6. Standalone (Algorithm Only) Performance
Yes, a standalone performance evaluation was explicitly conducted. The text states: "The performance data demonstrated that the CAIg-STR Exercise ECG Analysis Algorithm meet with the design specifications of the algorithm." This implies the algorithm was tested on its own to determine if its outputs (heart rate, arrhythmia detection, ST deviation/slope) conformed to the established standard.
7. Type of Ground Truth Used
The ground truth was based on the requirements and specifications outlined in the ANSI/AAMI/ISO EC57:1988/(R)2008: Testing and reporting performance results of cardiac rhythm and ST-segment measurement algorithms standard.
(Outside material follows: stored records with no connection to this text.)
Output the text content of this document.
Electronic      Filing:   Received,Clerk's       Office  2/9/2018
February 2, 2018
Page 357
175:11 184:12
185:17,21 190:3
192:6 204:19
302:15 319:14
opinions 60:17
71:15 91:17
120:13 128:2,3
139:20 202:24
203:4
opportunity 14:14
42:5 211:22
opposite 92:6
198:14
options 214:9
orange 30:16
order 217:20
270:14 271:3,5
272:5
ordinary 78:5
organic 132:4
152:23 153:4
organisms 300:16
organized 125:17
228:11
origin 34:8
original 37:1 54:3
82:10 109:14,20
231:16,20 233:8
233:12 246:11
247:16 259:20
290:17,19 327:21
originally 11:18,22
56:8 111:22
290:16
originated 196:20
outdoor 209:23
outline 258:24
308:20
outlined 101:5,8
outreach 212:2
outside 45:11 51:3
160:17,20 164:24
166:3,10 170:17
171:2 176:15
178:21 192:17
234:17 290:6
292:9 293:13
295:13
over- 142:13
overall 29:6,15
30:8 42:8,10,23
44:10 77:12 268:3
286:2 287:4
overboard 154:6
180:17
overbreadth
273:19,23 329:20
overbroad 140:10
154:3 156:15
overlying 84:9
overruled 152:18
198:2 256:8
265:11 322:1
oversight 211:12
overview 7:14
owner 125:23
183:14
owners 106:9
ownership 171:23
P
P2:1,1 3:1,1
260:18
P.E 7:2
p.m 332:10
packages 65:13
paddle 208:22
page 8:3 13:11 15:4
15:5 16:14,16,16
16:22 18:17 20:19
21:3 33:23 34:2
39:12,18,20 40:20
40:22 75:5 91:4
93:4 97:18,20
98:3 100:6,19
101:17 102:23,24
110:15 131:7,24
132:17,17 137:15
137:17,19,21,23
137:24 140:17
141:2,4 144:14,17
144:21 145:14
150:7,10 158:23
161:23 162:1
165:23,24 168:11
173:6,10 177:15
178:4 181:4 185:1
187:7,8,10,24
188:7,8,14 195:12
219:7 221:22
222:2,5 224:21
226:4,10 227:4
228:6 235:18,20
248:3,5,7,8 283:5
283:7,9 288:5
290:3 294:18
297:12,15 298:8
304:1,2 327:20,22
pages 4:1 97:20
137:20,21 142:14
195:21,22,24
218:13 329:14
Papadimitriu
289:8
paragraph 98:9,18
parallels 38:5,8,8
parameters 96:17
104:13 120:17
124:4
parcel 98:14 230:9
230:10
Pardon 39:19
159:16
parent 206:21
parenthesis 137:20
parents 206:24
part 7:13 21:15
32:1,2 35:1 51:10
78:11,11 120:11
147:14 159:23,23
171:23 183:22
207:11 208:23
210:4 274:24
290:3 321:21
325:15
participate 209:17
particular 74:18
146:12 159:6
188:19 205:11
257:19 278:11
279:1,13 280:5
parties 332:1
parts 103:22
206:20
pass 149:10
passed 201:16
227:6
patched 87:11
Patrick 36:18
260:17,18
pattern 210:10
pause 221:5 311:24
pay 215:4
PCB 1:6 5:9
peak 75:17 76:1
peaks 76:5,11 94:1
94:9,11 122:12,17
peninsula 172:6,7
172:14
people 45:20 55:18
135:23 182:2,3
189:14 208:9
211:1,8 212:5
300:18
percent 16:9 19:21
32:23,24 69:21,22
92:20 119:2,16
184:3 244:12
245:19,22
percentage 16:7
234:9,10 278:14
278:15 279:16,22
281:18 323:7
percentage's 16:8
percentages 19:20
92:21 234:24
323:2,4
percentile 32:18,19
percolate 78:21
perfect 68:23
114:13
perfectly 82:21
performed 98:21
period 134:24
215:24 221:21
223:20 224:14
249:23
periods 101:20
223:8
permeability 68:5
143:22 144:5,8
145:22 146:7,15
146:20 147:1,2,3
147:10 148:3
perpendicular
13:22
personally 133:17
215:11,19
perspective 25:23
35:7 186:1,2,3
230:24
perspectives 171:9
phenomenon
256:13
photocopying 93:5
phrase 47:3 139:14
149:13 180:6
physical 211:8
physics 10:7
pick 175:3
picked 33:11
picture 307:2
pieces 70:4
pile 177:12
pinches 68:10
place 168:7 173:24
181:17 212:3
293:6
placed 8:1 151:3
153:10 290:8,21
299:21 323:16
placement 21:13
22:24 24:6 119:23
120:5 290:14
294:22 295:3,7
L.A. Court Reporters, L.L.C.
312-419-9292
This standard typically defines methods for generating or validating reference measurements for ECG analysis. While not explicitly stated, it can be inferred that the ground truth for rhythm and ST-segment measurements would align with the established and accepted methodologies within this standard.
8. Sample Size for the Training Set
The provided text does not mention the sample size for any training set. As this is an older submission (2012), it's possible the algorithm was developed using more traditional signal processing techniques rather than contemporary machine learning that explicitly defines "training sets" in the same way.
9. How the Ground Truth for the Training Set Was Established
The provided text does not describe how the ground truth for any training set was established, as a training set is not explicitly mentioned. If the algorithm relies on specific parameters or rules, these would have likely been derived from expert knowledge, physiological models, and existing ECG data, rather than a labeled training set in the modern sense.
§ 870.2340 Electrocardiograph.
(a)
Identification. An electrocardiograph is a device used to process the electrical signal transmitted through two or more electrocardiograph electrodes and to produce a visual display of the electrical signal produced by the heart.(b)
Classification. Class II (performance standards).